History’s first U.S.-born pope recalled America’s tradition of welcoming migrants and promoting religious freedom during a live video appearance at the National Constitution Center, which provides a nonpartisan platform for constitutional education and debate.
The Philadelphia-based center gave Leo its annual Liberty Medal, which is awarded each year to someone “of courage and conviction” who promotes liberty around the world. The center honored Leo this year for his “lifelong work promoting religious liberty and freedom of conscience and expression around the world — ideals enshrined by America’s founders in the First Amendment.”

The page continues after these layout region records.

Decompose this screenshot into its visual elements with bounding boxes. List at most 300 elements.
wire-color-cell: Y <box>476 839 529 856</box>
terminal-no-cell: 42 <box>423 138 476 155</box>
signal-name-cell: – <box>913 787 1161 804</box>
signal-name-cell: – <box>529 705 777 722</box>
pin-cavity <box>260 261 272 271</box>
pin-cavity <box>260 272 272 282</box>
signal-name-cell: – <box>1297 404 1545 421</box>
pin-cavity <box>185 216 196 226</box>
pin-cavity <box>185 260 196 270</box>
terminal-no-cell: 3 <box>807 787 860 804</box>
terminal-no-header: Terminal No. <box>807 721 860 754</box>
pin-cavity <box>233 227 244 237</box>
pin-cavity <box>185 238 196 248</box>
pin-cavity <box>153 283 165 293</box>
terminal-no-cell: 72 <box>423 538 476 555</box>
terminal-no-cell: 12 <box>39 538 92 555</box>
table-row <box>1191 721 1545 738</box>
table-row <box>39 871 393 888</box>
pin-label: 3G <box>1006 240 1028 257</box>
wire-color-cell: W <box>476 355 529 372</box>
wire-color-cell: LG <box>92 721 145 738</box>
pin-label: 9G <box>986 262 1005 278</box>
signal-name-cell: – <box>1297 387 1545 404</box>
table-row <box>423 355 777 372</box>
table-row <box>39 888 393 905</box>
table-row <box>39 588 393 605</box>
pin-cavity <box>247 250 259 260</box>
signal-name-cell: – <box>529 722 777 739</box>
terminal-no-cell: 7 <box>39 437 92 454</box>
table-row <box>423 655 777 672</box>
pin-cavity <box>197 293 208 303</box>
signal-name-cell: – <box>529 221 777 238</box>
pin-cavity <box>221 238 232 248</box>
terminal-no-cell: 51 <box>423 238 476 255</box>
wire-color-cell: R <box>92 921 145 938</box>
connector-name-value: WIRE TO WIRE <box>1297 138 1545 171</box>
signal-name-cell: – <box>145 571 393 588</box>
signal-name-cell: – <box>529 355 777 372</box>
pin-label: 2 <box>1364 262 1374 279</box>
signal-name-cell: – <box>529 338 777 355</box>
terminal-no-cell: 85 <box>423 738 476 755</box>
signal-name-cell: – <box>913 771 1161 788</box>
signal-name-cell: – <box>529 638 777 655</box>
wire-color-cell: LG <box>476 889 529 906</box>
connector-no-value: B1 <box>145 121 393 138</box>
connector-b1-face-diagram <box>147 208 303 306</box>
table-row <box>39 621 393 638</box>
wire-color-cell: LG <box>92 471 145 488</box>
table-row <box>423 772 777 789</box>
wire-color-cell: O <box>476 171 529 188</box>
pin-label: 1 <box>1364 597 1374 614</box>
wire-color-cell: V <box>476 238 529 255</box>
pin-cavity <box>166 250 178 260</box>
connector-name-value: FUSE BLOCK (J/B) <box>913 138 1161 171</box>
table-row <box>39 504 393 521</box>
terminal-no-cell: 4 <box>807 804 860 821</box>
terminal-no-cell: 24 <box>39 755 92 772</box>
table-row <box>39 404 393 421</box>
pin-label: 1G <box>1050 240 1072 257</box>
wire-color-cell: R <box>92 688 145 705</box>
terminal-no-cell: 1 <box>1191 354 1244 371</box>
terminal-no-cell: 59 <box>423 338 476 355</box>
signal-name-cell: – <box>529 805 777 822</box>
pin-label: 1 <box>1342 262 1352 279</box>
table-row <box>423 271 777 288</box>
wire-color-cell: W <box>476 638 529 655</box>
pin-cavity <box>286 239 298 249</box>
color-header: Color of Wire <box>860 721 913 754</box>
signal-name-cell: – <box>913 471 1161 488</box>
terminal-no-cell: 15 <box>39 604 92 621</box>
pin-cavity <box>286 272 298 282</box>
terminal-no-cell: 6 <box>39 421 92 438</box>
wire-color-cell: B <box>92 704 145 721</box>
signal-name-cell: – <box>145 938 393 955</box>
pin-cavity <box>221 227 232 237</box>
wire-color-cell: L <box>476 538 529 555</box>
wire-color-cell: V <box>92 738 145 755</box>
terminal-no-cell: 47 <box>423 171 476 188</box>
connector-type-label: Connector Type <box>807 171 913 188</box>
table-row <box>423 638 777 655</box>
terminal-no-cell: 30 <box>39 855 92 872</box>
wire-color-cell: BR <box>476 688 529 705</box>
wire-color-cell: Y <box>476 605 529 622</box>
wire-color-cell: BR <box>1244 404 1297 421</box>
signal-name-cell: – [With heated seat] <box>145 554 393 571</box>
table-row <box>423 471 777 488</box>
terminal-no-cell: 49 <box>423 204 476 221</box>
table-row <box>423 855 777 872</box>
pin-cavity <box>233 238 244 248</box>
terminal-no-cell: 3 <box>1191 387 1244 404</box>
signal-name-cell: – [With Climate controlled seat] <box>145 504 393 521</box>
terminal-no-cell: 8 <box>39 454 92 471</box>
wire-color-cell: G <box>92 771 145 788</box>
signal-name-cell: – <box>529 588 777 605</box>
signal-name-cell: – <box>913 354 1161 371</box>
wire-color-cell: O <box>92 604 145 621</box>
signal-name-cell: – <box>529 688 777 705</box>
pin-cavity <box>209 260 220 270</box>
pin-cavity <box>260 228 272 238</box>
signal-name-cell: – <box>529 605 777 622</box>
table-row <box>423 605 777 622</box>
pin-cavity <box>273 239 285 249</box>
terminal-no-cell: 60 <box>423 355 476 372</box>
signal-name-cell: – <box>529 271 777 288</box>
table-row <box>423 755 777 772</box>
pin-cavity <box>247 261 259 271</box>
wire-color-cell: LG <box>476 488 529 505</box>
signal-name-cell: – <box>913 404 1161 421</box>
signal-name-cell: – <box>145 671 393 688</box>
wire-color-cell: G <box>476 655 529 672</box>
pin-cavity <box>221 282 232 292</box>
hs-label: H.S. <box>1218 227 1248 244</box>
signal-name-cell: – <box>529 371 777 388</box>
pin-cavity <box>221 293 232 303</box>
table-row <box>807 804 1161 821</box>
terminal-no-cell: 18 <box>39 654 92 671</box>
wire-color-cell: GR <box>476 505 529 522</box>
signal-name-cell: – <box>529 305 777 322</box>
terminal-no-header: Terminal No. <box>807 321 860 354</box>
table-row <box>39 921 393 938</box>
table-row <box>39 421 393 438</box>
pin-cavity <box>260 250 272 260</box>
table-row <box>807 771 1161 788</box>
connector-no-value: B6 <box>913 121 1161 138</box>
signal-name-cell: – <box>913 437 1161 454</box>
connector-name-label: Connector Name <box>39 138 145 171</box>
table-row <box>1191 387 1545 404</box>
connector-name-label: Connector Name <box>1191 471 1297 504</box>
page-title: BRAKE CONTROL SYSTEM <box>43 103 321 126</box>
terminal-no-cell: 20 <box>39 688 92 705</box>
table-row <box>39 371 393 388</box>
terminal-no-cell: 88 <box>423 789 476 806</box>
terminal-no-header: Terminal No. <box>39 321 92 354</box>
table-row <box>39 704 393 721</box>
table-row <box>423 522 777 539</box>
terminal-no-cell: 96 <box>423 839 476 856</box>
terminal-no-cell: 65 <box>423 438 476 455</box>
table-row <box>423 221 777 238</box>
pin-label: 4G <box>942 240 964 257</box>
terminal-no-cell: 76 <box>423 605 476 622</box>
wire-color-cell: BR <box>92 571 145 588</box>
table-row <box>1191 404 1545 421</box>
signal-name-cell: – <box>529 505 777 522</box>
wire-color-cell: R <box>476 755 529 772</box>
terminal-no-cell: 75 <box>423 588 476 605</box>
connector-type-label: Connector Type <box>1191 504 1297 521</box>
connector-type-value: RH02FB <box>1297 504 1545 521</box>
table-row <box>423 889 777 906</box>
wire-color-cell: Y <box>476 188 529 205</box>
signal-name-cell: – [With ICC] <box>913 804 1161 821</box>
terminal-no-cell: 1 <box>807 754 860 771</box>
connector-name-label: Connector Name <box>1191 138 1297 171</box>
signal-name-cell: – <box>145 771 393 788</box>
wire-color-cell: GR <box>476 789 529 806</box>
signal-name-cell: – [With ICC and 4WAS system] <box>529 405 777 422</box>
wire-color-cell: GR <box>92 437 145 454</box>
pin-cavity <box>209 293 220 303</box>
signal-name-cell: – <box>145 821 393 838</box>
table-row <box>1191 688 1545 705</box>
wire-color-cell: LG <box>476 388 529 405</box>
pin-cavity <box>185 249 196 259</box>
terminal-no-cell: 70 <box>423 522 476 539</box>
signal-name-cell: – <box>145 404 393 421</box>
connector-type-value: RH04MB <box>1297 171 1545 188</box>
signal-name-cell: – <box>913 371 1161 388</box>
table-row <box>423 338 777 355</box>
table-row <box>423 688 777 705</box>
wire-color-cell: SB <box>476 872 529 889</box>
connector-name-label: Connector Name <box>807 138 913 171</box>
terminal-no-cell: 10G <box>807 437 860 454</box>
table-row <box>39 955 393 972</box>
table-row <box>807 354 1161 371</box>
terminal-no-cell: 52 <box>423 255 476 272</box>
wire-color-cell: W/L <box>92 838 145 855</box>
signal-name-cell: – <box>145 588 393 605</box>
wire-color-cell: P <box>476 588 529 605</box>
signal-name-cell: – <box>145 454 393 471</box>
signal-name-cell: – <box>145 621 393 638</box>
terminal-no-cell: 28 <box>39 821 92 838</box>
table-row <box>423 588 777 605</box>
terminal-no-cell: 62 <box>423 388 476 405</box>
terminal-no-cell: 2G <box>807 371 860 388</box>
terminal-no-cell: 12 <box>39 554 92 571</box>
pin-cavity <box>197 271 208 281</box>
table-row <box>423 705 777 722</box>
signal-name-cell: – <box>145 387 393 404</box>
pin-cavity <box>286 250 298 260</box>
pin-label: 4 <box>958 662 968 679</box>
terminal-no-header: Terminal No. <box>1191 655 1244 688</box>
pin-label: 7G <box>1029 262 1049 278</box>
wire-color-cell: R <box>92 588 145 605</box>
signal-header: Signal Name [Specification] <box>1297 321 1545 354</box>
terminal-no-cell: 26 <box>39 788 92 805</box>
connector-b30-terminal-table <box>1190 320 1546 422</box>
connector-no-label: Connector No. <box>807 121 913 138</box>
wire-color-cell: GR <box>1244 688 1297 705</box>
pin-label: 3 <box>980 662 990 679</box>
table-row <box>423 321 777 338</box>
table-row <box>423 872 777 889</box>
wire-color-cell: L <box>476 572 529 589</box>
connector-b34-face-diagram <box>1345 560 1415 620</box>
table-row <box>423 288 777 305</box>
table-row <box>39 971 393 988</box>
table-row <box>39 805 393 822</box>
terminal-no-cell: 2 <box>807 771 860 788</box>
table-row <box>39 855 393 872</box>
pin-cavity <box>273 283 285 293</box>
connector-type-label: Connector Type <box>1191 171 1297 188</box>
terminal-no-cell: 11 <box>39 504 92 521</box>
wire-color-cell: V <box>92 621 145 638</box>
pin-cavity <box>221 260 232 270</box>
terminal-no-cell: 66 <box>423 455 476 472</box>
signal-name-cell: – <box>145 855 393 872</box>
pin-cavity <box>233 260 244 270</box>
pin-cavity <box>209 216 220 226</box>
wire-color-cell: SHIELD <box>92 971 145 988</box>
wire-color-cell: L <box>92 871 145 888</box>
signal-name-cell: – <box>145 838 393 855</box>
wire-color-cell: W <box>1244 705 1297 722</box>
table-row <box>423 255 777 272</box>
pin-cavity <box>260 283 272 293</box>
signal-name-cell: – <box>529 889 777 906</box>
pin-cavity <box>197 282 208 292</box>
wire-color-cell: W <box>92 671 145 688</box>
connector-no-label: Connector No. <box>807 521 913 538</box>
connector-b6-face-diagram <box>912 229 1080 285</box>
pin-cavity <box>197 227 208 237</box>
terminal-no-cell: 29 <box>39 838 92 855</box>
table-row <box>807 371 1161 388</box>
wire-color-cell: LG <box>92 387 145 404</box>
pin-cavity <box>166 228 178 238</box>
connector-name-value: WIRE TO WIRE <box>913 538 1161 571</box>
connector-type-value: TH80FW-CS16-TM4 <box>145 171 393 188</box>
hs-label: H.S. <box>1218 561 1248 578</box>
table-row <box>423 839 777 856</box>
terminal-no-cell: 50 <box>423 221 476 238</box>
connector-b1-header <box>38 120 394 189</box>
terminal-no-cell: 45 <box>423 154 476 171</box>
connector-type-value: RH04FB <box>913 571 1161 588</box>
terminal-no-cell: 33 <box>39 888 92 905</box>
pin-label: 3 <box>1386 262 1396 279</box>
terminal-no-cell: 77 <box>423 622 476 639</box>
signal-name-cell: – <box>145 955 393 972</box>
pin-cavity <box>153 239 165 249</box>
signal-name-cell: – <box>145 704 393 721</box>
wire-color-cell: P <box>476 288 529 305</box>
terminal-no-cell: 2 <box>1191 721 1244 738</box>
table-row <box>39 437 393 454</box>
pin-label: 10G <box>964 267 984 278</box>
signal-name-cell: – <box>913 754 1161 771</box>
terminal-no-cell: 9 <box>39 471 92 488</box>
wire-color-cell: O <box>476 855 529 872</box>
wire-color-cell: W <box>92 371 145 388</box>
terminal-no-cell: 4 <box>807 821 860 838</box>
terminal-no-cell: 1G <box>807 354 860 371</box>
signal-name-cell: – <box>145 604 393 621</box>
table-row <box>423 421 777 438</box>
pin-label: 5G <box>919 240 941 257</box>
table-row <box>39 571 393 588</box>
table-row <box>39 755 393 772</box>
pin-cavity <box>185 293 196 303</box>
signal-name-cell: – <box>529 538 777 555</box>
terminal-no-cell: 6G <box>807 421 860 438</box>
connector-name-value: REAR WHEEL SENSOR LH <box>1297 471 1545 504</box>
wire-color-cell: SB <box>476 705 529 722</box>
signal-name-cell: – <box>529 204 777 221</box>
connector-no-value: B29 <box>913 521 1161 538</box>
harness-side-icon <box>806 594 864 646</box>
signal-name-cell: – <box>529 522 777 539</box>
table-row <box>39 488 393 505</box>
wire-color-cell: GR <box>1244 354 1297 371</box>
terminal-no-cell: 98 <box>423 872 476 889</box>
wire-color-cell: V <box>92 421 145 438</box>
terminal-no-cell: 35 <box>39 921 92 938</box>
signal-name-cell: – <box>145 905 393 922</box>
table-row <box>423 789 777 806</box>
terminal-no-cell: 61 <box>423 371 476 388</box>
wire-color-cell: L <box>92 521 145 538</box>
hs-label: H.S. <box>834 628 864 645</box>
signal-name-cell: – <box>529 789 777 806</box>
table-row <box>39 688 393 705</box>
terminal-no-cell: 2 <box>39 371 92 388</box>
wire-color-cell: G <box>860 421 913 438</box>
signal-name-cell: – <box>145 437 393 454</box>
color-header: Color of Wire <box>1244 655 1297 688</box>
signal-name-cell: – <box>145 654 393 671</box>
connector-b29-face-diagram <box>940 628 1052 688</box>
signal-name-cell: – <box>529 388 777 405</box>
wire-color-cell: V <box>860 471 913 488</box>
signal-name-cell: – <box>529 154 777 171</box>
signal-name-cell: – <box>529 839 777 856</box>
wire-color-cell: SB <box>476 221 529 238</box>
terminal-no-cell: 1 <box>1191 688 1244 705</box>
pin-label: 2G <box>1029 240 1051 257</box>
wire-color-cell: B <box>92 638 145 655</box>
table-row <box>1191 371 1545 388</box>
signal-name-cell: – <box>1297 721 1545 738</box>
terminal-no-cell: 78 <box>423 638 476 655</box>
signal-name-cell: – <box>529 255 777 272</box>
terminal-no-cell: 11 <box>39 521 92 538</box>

Wearing the medal around his neck, Leo spoke to the center from Rome on the eve of the anniversary. He planned to spend July 4 itself at a symbolically significant location, given the Trump administration’s crackdown on migrants: the Sicilian island of Lampedusa, the destination of hundreds of thousands of migrants fleeing conflict, hardship and poverty.
Trump and Leo have clashed over Leo’s insistence that migrants be treated with dignity, welcomed and accompanied, as called for by the Gospel mandate to “welcome the stranger.”
Leo referred to America’s foundation by “courageous men and women who dreamed of liberty and of a better life for themselves and for their children,” in asserting that all men and women are created equal and enjoy certain unalienable rights, including life, liberty and the pursuit of happiness.
He referred to migrants in recalling the “noble vision” of the Founding Fathers that had made America “a byword for freedom, as the country opened its doors to successive waves of immigrants, enabling them and their children to play their part in shaping the future of the nation.”
He also recalled the founding ideal enshrining the right to life in the Declaration of Independence, in asserting that every man and woman enjoys human dignity, and must be protected from conception until natural death – Vatican terminology opposing abortion and euthanasia.
“The moral greatness of a nation is manifested, above all, in its capacity to support, protect and cherish the lives of all, especially the most vulnerable and those whose worth is questioned,” he said.
The Chicago-born Leo prayed that the ideals that founded America of a shared human dignity, equality and fundamental rights may be a “guiding light” now and in the future.
May this year’s 250th anniversary “be the occasion of a solemn recommitment to these ideals that have made America a country that values peace and prosperity, a country characterized by generosity and nobility of heart,” he said.
Past recipients of the Liberty Medal include Ukrainian President Volodymyr Zelenskyy, Supreme Court Justice Ruth Bader Ginsburg and U.S. Rep. John Lewis, the late civil rights leader.